What is the key to startup success? Luck is an important component to any kind of success says Steven Schuurman, co-founder and CEO of Elastic, in this episode of HitEnter. But playing the odds by launching a product or service at the right time makes someone a really successful entrepreneur.
Building a comprehensive and data driven understanding of what’s going on the market enables one to build a product or a service on the right time. Or increase the odds in Schuurmans parlance. “You try to triangulate certain things that are going on in the market such as finding some sort of pain point that is explicitly communicated by potentially customers or something that you see emerging, but it’s not being articulated yet”, Schuurman explains.
Solving a pain point
The notion of focusing on a customer pain point seems an absolute truism. It’s however time and again forgotten by many entrepreneurs (most important reason of startup failure) – as is the importance of thinking about a revenue model from the outset.
Your product or service should justify a spend. Even in the case of services like WhatsApp or open source where the focus is first on adoption, you should be thinking about the revenue model. “Aiming for adoption first is a very viable model as long as it evolves into a model that ultimately allows you to generate revenues,” says Schuurman. Adding: “I don’t think there is any commercial company that can declare itself successful if it spends way more than it earns.”
It’s valuable advice from someone who is without a doubt one of the most successful tech entrepreneurs in the Netherlands. Schuurman previously founded Orange11 and one of the most successful open source companies in history, SpringSource. This company was acquired by VMware in 2009 for 420 million dollars. Now the third company he co-founded, Elastic, covers almost the entire global market for real-time search of large volumes of data. Offering an ingenious product that scales or ‘stretches’ (hence the name Elastic) seamlessly as the volume of data grows.
Together with his co-founder Shay Banon, who developed the initial open source technology stack behind the company, Schuurman raised 104 million dollars in just 18 months after the company was founded. An extraordinary feat, even in Silicon Valley standards. NASA, Facebook, Netflix, ING Bank, BBC and Wikipedia are among the many clients of the company.
According to Schuurman it’s the same focus on solving a pain point that lies at the basis of the success of Elastic and it’s exponential growth. “I have been thinking about that, because if you get something right you want more of it. Our success can be explained by our product which solves a very specific problem and it does so in a very user friendly way.”
Culture
Schuurman is a proponent of the tech startup mantra that you have to hire the best team possible. He offers actionable advice on how even a first-time bootstrapped entrepreneur can recruit (expensive) world-class people. “You back the vision and energy with ideally hard data. That’s what we did when we raised our first investment.
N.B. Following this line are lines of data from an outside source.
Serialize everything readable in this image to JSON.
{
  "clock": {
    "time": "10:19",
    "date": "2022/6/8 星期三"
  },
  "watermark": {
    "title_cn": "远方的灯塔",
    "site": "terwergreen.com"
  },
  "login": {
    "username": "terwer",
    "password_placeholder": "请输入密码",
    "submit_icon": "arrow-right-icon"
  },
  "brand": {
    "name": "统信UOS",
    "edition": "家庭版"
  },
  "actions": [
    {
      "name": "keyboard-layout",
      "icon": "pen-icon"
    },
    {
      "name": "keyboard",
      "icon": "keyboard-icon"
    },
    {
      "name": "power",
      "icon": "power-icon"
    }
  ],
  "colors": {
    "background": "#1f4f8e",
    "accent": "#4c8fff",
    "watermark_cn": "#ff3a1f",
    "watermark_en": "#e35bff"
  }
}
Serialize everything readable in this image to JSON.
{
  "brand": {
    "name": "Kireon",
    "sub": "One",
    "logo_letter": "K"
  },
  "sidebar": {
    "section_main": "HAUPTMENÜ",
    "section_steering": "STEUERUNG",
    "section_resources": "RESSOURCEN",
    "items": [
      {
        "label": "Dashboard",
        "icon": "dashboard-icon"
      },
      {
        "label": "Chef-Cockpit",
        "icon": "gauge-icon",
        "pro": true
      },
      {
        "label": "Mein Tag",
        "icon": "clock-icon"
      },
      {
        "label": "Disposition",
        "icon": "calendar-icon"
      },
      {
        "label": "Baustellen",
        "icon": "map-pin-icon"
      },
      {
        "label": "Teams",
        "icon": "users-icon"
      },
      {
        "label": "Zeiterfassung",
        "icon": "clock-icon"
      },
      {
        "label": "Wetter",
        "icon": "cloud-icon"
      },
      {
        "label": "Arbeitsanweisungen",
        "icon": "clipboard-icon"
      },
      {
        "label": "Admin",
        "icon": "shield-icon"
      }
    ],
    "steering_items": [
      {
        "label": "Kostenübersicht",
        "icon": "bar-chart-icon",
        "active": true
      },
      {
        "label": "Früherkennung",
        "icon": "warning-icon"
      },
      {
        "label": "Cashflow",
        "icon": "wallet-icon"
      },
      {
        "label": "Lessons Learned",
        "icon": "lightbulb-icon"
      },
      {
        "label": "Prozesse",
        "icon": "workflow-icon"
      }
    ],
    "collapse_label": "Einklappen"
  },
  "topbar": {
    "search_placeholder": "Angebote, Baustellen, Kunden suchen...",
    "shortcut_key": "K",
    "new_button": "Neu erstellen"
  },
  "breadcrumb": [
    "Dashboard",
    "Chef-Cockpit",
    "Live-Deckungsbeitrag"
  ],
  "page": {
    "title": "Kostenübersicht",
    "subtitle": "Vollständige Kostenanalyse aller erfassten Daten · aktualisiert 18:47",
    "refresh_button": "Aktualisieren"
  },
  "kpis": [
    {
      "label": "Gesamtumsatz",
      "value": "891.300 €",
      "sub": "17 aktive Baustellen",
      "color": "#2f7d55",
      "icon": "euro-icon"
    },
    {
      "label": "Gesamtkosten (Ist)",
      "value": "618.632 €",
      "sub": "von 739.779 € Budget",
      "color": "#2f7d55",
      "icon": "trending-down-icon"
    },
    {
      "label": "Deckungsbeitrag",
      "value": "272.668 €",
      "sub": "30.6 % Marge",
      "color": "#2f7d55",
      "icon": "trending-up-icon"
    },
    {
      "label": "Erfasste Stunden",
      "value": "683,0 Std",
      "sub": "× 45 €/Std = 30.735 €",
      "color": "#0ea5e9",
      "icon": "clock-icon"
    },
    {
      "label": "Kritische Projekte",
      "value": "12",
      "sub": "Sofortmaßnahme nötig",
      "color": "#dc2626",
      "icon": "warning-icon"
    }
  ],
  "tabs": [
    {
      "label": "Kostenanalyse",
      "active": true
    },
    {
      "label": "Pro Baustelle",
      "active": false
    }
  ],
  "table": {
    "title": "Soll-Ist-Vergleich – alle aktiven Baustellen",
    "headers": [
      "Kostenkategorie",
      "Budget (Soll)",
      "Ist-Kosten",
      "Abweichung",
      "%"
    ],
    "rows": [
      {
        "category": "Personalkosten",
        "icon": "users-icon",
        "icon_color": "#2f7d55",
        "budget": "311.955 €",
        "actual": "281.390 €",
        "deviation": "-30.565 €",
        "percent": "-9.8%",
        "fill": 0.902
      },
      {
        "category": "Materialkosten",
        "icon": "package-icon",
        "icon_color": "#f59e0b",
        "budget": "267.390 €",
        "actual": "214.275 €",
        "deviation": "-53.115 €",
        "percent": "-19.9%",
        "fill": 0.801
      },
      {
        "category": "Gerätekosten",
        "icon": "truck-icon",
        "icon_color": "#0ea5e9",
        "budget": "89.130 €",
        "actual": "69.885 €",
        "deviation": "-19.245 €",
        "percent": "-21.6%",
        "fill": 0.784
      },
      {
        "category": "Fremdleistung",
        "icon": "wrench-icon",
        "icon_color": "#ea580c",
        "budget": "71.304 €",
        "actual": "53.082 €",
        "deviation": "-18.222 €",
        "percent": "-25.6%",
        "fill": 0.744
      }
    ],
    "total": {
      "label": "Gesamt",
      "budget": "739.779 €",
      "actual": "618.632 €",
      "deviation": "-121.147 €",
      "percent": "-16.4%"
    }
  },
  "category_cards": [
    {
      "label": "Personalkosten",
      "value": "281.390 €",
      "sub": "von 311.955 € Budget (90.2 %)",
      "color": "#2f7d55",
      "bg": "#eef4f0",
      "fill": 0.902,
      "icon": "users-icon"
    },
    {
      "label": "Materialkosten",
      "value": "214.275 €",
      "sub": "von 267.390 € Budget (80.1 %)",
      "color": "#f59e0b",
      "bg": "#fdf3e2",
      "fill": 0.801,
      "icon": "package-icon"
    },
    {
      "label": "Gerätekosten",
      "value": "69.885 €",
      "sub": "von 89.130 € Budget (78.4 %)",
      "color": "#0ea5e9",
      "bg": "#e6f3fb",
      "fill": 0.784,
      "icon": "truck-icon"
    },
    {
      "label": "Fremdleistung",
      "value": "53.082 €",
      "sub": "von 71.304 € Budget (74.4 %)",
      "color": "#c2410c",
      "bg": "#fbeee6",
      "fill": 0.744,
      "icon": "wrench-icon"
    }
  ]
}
You really try to map your vision towards an actual trend that’s kind of already happening in the market in a way that it can be validated.”
It’s this focus on hiring the very best people and giving them the space to excel in a context of accountability that is at the core of the culture of the company. “Shay and I see ourselves as the guardians of the company’s culture. People have a lot of room to do the things they love doing.” But it’s not a kitty garden, we have some results to go after”, Schuurman says. There is however, no micromanagement because ‘bureaucracy and rules stifle innovation and make smart and ambitious people unhappy.’
Valuations and mythical horses
Last year Schuurman won the Loey Awards, the most prestigious Dutch online entrepreneurs award. In the same week the Dutch news outlet Sprout reported that Elastic is an unicorn. The second Dutch company valued more than a billion dollar after the payment solutions provider Adyen.
According to Schuurman this is not accurate. “Last time I checked we weren’t a mythical horse with one horn on it’s nose”, Schuurman says with a smile.” He goes on to say that valuations have been greatly inflated for quite some and this ultimately hurts your ability to become a viable company in the long term as you work towards an M&A exit or IPO. “If your enterprise value becomes too inflated, it can actually become too difficult to take the company public. There is too much of discrepancy what the private markets were able to pay for you and what public markets will bear as a valuation.”